What we have promised is, given a Conservative majority government, an in/out referendum on our continued membership of the European Union by 2017.  “Why not before?” Parliamentary arithmetic again. A referendum requires a piece of enabling legislation.  Our young colleague James Wharton, with the support of the entire Conservative parliamentary party from the man in Number 10 down, skilfully piloted the necessary bill through the House of Commons. It was then killed off by an alliance of Liberal Democrat and Labour peers in the House of Lords.  No deal.

So back to the man with the ever-full beer glass and the perpetually burning lighted cigarette.   My own opinion, which I am lawfully entitled to hold, is that a Mr. Farage, who cannot be an MP and an MEP simultaneously, does not wish to be elected to the Westminster parliament at all.  

First, voters in East Kent have become used to MPs that respond to their problems and concerns. By contrast, my impression is that one of the ten European Members of Parliament representing – I use the word loosely –  The South East has, in terms of constituency casework, never knowingly been overworked and might just find the three hundred or so constituency enquiries that we receive daily a trifle tiresome. 
Next, there is the matter of “League”.  “Mr. Farridge” is used to being a big fish in a small birdbath.  He is unlikely to enjoy the “Caroline Lucas” effect. Sitting on the Opposition benches, where she might possibly be joined by a Mr. Farage, MP. Ms. Lucas attracted novelty attention as the Leader of a new party for a few of months before sinking back into the mire of anonymity that is a backbencher`s lot.  “Nige”, the “ordinary bloke”, used to being the star of the saloon bar, might not care for that either.

And then there is the combined salary, euro-expenses paid in full “to do with as I see fit”,  and the pension fund (which would be transferred to the UK but for how long?) that add up to a comfortable lifestyle at your expense.

No, my hunch is that Mr.
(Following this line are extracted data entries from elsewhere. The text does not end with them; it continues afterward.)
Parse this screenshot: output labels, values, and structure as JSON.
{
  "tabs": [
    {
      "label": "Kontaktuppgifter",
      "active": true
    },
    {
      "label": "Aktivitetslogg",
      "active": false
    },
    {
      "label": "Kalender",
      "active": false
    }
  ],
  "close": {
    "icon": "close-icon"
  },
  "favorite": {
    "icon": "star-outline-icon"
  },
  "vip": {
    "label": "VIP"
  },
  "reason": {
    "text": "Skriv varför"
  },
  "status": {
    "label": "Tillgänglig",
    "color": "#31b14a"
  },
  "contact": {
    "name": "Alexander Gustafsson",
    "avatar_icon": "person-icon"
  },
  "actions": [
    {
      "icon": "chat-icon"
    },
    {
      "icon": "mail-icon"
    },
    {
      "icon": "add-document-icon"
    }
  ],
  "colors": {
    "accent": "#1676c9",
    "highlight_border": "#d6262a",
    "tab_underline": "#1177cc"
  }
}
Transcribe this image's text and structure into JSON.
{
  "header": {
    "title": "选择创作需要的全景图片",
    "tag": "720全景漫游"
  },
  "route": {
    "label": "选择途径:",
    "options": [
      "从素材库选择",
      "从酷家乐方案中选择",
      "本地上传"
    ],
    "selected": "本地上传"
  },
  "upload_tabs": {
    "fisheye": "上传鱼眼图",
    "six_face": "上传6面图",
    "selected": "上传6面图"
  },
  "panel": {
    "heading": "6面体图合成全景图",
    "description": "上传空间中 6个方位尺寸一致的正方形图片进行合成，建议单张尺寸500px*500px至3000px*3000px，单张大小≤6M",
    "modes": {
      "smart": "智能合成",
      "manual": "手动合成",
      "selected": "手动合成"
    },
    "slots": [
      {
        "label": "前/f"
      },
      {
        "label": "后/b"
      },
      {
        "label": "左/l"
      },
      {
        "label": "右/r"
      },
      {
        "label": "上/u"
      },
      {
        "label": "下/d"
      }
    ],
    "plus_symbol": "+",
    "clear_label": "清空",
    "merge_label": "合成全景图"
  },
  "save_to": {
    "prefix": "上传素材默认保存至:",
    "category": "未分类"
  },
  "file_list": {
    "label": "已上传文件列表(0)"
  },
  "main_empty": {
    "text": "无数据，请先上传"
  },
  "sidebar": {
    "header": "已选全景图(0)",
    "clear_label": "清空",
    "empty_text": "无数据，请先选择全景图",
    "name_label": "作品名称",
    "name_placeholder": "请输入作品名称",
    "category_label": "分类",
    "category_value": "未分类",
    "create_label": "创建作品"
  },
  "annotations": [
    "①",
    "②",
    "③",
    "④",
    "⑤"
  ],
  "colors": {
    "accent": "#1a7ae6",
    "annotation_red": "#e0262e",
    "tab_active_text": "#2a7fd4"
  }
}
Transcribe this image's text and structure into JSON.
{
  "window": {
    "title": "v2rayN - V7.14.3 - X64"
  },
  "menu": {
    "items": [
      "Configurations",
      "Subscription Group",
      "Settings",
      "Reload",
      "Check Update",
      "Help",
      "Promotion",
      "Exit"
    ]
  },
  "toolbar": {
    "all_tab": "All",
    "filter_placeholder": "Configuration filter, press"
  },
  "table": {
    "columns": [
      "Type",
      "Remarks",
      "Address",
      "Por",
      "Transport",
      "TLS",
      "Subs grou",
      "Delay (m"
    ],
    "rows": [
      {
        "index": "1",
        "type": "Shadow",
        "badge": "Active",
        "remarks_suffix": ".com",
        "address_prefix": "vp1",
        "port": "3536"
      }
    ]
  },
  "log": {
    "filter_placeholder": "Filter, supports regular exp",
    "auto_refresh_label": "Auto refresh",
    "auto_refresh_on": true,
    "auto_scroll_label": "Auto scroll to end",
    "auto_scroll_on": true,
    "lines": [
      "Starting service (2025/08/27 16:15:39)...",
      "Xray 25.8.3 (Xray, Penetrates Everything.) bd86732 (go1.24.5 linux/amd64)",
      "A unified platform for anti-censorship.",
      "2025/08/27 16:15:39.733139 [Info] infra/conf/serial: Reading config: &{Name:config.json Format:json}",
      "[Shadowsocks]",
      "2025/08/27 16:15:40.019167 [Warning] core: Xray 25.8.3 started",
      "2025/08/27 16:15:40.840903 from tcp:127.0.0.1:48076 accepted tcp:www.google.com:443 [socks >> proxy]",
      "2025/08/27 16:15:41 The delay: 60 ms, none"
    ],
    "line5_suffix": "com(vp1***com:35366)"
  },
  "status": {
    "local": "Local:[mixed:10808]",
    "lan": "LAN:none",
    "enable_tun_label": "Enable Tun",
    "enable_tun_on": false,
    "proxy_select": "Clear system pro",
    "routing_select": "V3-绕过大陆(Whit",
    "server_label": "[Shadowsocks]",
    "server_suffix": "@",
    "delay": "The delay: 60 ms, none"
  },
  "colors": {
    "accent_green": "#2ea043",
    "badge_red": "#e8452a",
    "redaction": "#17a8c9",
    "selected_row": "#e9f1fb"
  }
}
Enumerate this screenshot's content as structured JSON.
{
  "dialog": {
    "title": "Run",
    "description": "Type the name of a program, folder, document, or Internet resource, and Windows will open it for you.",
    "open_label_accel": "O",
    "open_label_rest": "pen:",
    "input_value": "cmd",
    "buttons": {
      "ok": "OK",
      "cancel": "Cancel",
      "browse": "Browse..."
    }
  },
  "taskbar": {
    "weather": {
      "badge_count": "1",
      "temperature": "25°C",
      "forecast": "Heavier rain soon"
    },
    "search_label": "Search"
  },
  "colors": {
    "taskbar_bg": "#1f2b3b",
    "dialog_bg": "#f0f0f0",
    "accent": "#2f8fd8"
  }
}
Farage will seek to do as much damage as possible by splitting a Conservative vote while keeping in his back pocket the security of a European Parliamentary seat.  If I am wrong, let him have the guts to renounce the European Parliament, take his chances like the rest of us, and stand for Westminster.  If I am right then North Thanet would be an ideal seat for Le Farage to fight: he will not win but he would possibly have the satisfaction of seeing a Eurosceptic Tory replaced by a europhile Socialist – which is, of course, precisely the result that those who support his particular brand of populism claim that they least want!